The Kansas Supreme Court has voted to uphold an executive order by the state's governor limiting the size of church gatherings on Easter Sunday, ending a dramatic legal clash in which the court was asked amid a global pandemic to decide between public health and religious liberty.

In a ruling issued on Saturday, the court said Democratic Gov. Laura Kelly was within her rights when she announced an order on Tuesday limiting religious gatherings in the state to 10 people. The ruling came after an extraordinary morning session in which the court's seven justices heard oral arguments via videoconference in order to comply with social distancing guidelines.

"We agreed to expedite these proceedings due to the nature of the public health emergency all agree is present," the court said in the majority opinion.

Prior to Kelly's order, religious institutions in Kansas were exempt from the state's 10-person limit for social gatherings. But with the number of coronavirus cases in the state climbing, Kelly said she was forced to revise the guideline.

"As Holy Week gets underway – and with Kansas rapidly approaching its projected 'peak' infection rate in the coming weeks – the risk for a spike in COVID-19 cases through church gatherings is especially dangerous," the governor said in a Tuesday statement. "This was a difficult decision, and not one I was hoping to have to make."

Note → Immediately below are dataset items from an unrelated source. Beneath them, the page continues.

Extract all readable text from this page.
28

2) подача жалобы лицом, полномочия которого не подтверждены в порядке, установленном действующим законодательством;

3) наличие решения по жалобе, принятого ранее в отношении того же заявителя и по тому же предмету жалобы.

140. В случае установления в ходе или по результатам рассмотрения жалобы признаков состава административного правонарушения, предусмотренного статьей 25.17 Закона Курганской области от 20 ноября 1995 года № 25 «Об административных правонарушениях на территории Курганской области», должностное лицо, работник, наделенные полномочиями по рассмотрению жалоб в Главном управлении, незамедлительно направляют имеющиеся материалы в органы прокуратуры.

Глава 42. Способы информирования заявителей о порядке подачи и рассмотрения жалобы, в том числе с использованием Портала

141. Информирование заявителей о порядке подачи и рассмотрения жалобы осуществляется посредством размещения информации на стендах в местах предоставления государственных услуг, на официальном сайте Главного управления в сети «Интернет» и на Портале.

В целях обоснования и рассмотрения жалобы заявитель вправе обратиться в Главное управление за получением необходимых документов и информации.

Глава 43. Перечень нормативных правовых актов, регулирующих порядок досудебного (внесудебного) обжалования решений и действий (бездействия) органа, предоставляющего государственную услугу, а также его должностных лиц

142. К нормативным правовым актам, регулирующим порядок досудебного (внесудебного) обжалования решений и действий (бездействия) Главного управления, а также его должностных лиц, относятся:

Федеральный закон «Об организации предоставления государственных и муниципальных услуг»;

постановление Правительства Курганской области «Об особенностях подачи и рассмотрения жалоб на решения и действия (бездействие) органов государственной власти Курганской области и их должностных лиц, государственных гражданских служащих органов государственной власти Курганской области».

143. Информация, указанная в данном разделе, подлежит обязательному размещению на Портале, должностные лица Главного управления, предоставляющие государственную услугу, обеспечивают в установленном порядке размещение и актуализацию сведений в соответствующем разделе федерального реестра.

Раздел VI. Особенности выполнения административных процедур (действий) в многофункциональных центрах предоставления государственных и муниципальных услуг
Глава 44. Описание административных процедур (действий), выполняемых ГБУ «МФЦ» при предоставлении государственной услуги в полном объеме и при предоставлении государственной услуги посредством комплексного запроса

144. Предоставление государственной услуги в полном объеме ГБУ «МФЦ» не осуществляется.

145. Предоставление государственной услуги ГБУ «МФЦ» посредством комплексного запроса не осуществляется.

The following day, Republican leaders on the state's Legislative Coordinating Council voted to revoke the order, calling it a violation of the constitutional right to freedom of religion and an example of executive overreach.

The coronavirus has killed at least 55 people in Kansas and infected 1,275. Three of the state's 12 clusters of cases have stemmed from church gatherings, according to Lee Norman, secretary of the Kansas Department of Health and Environment.